- 6 Temmuz 2018
- 45
- 67
Merhaba kadınlar. Bu başlığa tamamen rastgele düşüncelerimi yazacağım. Belli başlı bir derdim yok.
Ne kadar iğrenç bir dünyada yaşadığımızı gördükçe tiksinti ve öfkeyle doluyorum. Fazlasıyla şerefsiz insanlarla muhatap oldum. İnsanların bu kadar namus yoksunu olabileceğini tahmin dahi edememiştim. Düşünce şeklim insan türüne olan nefret üzerine inşa edilmiş durumda. Yani bu hissiyatlarım kimlik oluşumumun en başına dayanıyor, aşina olduğum hisler. Tabi o zamanlar gerçekten çoğu şeye akıl sır erdiremiyordum. Bizlere ahlak olarak öğretilen şeylerin kimse tarafından iplenmediğini keşfetmemiştim. Ergenliğin başında dini reddetmeme rağmen görüyorum ki işin içine hümanistlik, iyilikseverlik, ahlak vs gibi kavramlar girdiğinde piyasada dinci geçinen, cumaya giden, türban takan, insan sever olduğunu iddia eden tiplere 1000 basıyorum. Evet yanlış duymadınız, misantropist ve ateist olmama rağmen insanları kişisel düzeyde daha yakından tanıdıkça inanılmaz ahlakçı, şapşik ve masum olduğumu gördüm. Bu durum beni çok şaşırttı. İnsanların hakkatten birbirini dolandırmak, birbirinin dış görünüşünü kıskanmak, uyuşturucu kullanmak, kerhaneye gitmek, kumar oynamak, çatır çatır sağda solda cinsel seks yapmak gibi hobileri olduğundan bihaberdim. Tüm bunlar bana göre birer espri, birer şehir efsanesiydi. Meğersem hepsi gerçekmiş. Meğersem Müge Anlı'nın programındaki korkunçlu olaylar, sübyancılar, katiller, hırsızlar, sapıklar, narsist manyaklar vs dört bir yanımızı sarmışlar. Bu insanlar nüfusun %1'i değil de %99u imiş. Şaşırmaya devam ediyorum durmadan. Şapşallığı üstümden atamadım. 24 yaşındayım. Kendimi birden masum ve harika hissettim. Aslında çok takıntılı, inanılmaz içine kapalı ve dünyadan habersiz bir insanım. Tüm bu olumsuzluklar gözüme benim seçilmiş kişi olduğumu kanıtlayan bir mucizeler silsilesi gibi görünüyor şimdi. İyi ki başkası olmamışım. Çünkü herkes iğrenç.

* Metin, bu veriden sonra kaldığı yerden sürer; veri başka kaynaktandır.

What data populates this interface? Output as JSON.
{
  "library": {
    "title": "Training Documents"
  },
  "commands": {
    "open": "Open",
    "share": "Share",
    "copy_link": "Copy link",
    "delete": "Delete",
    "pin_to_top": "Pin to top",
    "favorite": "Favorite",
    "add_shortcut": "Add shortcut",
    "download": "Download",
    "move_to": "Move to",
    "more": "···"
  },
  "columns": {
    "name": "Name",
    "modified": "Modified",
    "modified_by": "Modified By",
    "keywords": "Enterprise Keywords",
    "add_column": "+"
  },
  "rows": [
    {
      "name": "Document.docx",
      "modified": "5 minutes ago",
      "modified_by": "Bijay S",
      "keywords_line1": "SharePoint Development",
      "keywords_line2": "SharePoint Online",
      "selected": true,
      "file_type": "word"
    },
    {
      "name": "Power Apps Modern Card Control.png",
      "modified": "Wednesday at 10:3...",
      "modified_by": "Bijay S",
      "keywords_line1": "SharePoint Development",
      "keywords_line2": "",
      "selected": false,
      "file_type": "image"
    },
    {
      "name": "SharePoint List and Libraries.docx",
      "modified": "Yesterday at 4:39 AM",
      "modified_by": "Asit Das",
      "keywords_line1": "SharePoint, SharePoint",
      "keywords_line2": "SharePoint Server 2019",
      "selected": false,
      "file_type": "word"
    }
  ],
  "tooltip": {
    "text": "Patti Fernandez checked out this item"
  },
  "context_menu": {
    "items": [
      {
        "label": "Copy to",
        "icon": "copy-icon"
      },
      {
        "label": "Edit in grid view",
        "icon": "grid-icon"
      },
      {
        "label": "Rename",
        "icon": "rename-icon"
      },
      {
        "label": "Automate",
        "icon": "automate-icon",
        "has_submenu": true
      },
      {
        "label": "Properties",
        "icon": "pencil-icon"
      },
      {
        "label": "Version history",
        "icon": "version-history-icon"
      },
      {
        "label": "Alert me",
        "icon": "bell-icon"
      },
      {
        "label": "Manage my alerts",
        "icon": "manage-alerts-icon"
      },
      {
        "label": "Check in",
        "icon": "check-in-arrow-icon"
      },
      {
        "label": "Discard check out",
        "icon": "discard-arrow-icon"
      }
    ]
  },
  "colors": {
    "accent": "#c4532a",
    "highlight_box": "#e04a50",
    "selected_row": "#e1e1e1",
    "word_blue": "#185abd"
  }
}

Benim en çok canımı yakan konulardan birisi de hayvanların zulme uğraması. Dayak yiyen kedi, köpek, tavşan gibi mahlukları gözümün önünde canlandırmak dahi istemiyorum. İnanılmaz hassasım ve hemen gözlerim doluyor. Canlarım benim... Demin mutfakta tost yapıyordum. Nereden geldiyse aklıma dayımın köyde domuz avına gittiği aklıma geldi. Ona bunun çok yanlış olduğunu söylemiştim, o da sanki ikna olmuştu. Vahşi o nokta ç. Neyse... Acıyorum hayvanlara. İnsanlara da acıyorum ne yalan söyleyeyim. Siz humanist geçinenlerin alayından daha çabuk empati kuruyorum ve merhamet duygum zonkluyor. Zonk zonk zonkluyor gerçekten yüreğim.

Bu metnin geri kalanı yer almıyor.